25 thoughts on “Why I Wear Makeup to Readings

  1. with respect to your partner, i think that’s silly — however you dress, you will be creating perceptions that are more about you than your work. that’s part of why people *go* to readings — to get an impression of the author.

    i wear makeup to readings, too.

    also, as evidenced by pics on your blog, you look awesome in makeup. ;)

    1. “however you dress, you will be creating perceptions that are more about you than your work.”

      This is absolutely true, but to be fair to him, the makeup and hair I’ve been donning is extreme and admittedly designed to provoke.

    1. Thanks… I shit myself a little when I saw Elizabeth Ellen and Barry Graham had been added last minute and the time limit had gone from five minutes to four.

      For some inexplicable reason, I had previously decided I was intimidated by Elizabeth — maybe it was her uber hot Facebook photo — which was very silly, b/c we have since communicated and she seems totally nice.

    1. Oh God, I’m totally meek and people-pleasing and anti-confrontational and often rule-abiding in person.

      I think that’s part of why I’m so inclined toward irreverence and transgression in writing.

      I think it’s part of the costumey-thing too. I’ll totally be at home in the crazy makeup all, “I’ma be badass,” then show up and hide in the corner until it’s time to go up to read.

      …Thankfully, once I actually start reading, I’m not one of those painfully awkward readers, I think b/c I did a lot of theater in middle school-high school (although reading one’s own words is clearly scarier).

  2. Tim,

    If you really are wearing that outfit, my existence as one of the Quickies! hostesses will be complete.

    I will wear sequins in solidarity.

    Oh, and if you’re not allowed to plug the reading, I will:

    QUICKIES!
    ( http://quickieschicago.blogspot.com/ )

    Tuesday, January 12
    7:30pm
    The Innertown Pub

    Featuring:

    Tim Jones-Yelvington
    Robyn Pennacchyia
    Jessi Lee Gaylord
    Goldie Goldbloom
    Byron Flitsch
    Brandon Will
    Elizabeth Ellen
    and Barry Graham

    and a new four-minute time limit!

    1. That’s awesome. I was thinking that the five-minute rule was too long, honestly. Most readers I’ve seen there finish easily in under four minutes, then stand around drinking a beer.

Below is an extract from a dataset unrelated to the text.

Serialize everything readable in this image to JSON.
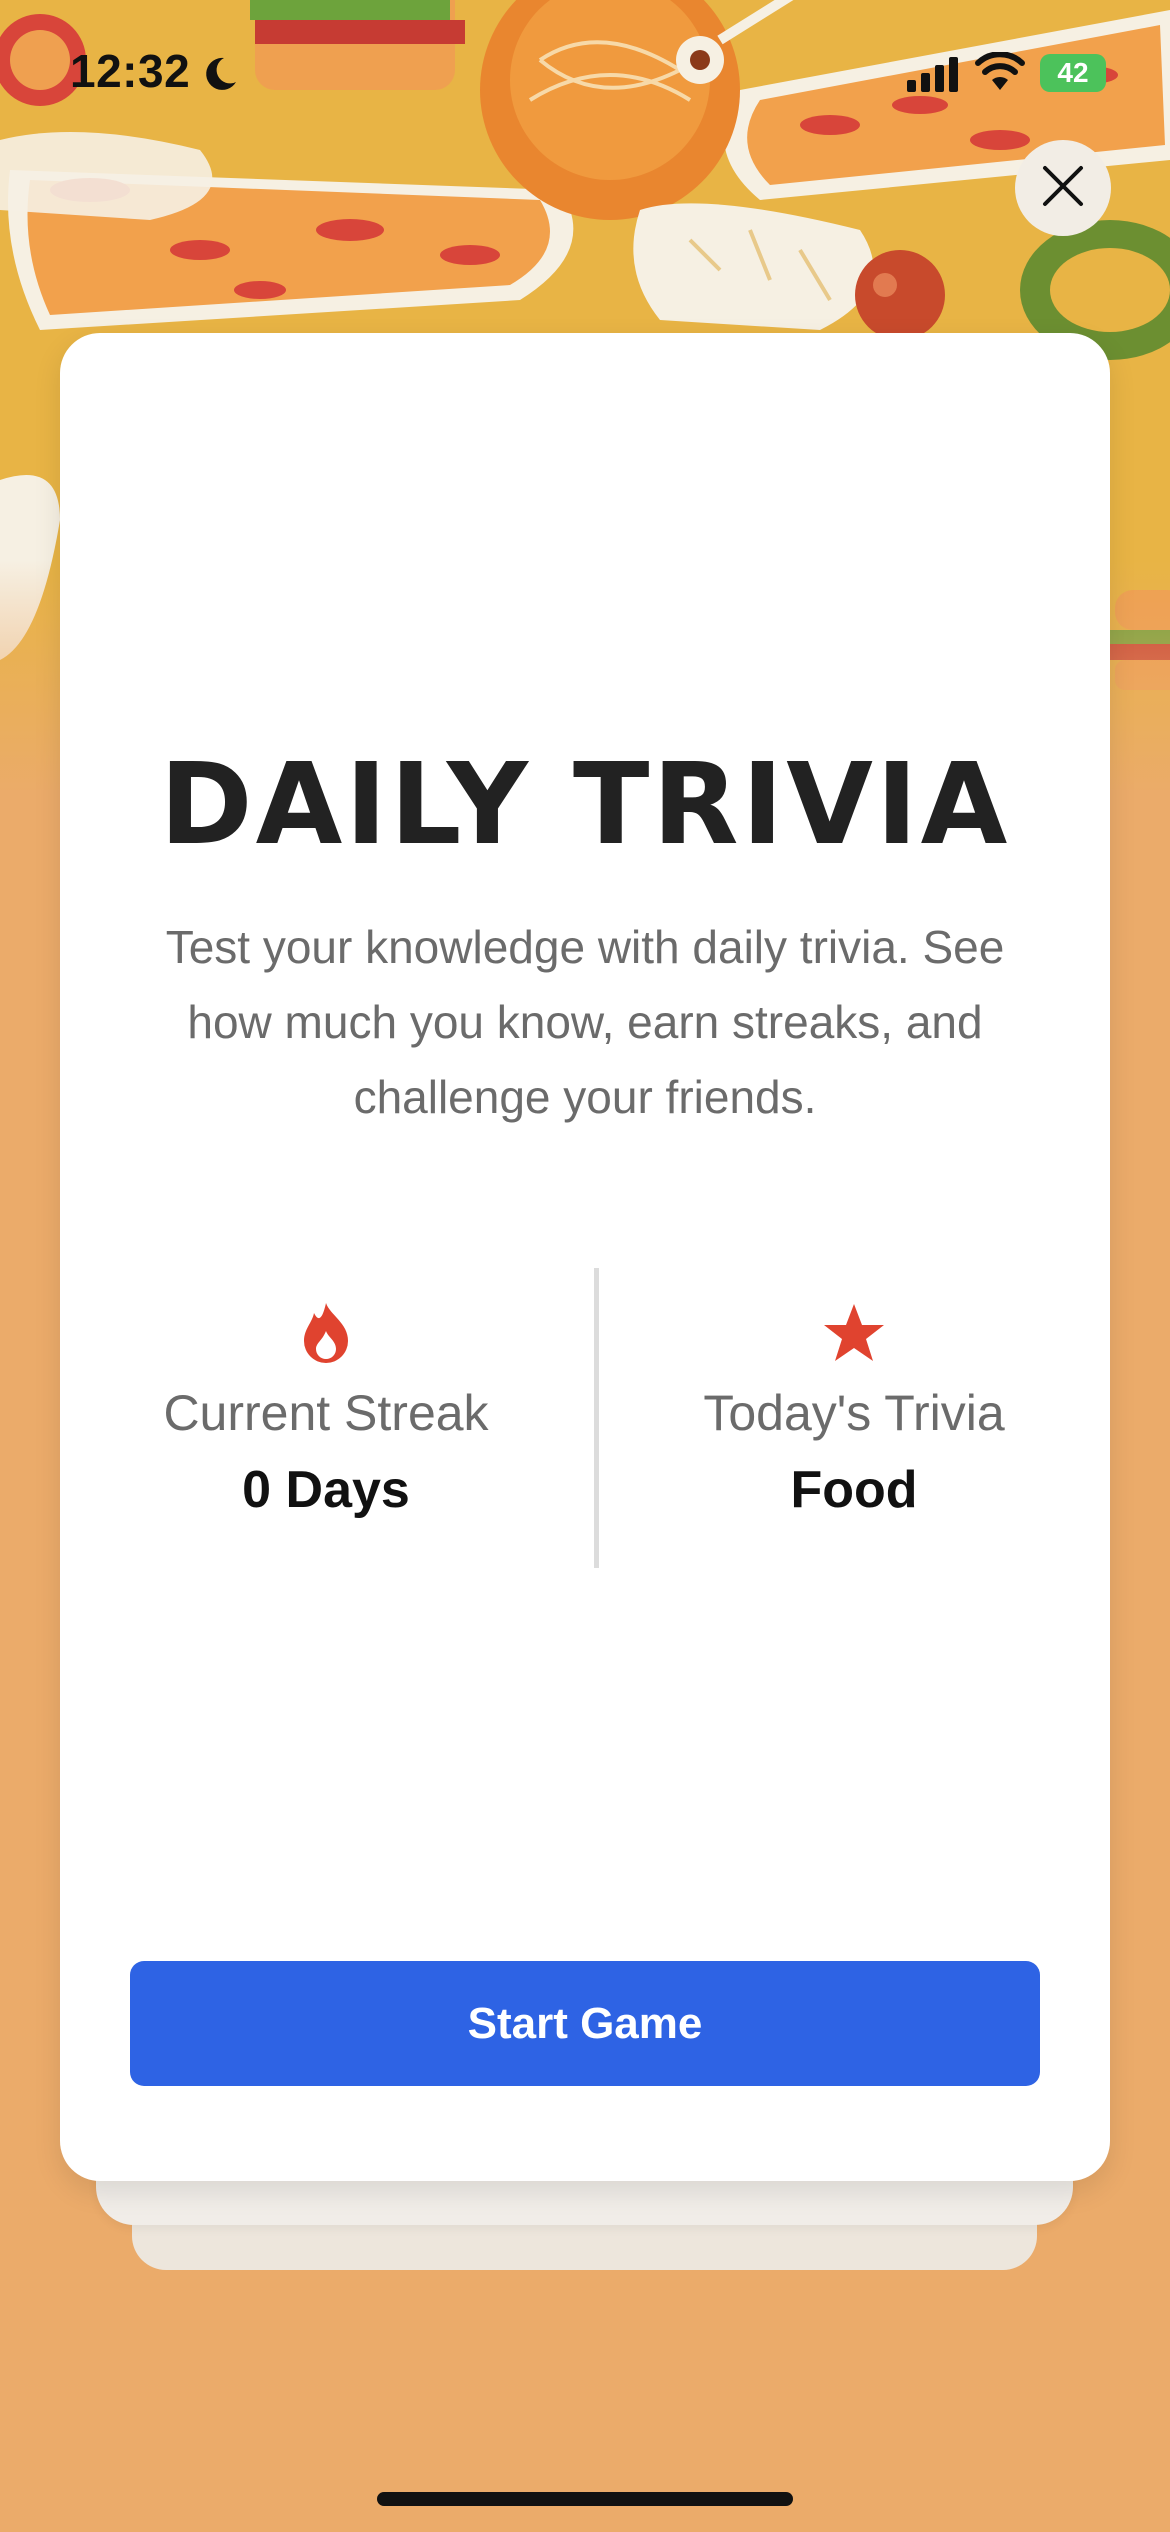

      1. I finished in three minutes and 41 seconds, or at least that’s how it timed out the three times I practiced it on the bus with a stop watch.

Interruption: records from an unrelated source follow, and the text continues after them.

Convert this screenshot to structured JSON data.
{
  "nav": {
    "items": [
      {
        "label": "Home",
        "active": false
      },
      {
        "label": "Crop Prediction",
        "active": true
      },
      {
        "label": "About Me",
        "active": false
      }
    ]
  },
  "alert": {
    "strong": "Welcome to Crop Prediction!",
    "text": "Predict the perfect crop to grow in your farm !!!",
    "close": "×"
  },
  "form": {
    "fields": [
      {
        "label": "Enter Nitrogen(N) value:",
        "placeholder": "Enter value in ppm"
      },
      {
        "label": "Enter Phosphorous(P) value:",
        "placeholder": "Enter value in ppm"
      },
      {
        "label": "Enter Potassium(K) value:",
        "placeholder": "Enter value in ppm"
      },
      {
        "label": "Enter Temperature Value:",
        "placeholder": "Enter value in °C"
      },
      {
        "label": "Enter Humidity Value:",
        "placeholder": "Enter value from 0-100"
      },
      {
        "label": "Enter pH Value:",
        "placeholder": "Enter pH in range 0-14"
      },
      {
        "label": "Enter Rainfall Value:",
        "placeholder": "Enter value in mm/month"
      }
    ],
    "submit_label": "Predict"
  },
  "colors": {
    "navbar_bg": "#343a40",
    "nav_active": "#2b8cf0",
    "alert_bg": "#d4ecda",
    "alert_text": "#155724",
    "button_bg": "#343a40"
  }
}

        The crowd was considerable, as big as it was for their fundraiser earlier this fall. I totally had a blast.

  3. I once did a long one-person reading dressed top to bottom all in tight white while standing amidst a collection of life-size Grecian plaster statues, from behind the audience. I had been standing there the entire time that they filtered in and in an orderly manner faced themselves toward the front of the room.

    It freaked them for one because they had to figure out where the voice was coming from. They all turned around, and then they had to realize that I had been in plain sight the entire time. It was good fun.

    Don’t ask why, just go freak the scene and have a good time. Enjoy performance and send pics so that I can pretend to look like the infamous you.

  4. Yeah, Tim. If we didn’t want the person, we wouldn’t go to readings. (We’ve got plenty of ‘work’ lining our bookshelves.) Post pictures after your reading tomorrow, please.

  5. tim, i totally wish we were going to be getting ready together tomorrow night for this reading. maybe i’ll wear my gold lame bikini top to match you! haha. i wish i had the nerve. i’ll be the one hiding in the corner until after i read, then i’ll be fine. i have a feeling your reading will be the highlight!! i’ll have to make sure not to follow you. ;)

  6. Great post, Tim, sorry I’m coming to it so late. I’m glad the reading went great, and no surprise that you rocked. This resonated with me:

    “I am interested in the malleability of identity …”

    You go.

  7. In my opinion, readings are rarely performative enough. Reading aloud for an audience is a performance whether the reader acknowledges it or not.

    I prefer that they acknowledge it. And that they practice. Beyond that, the sky’s the limit.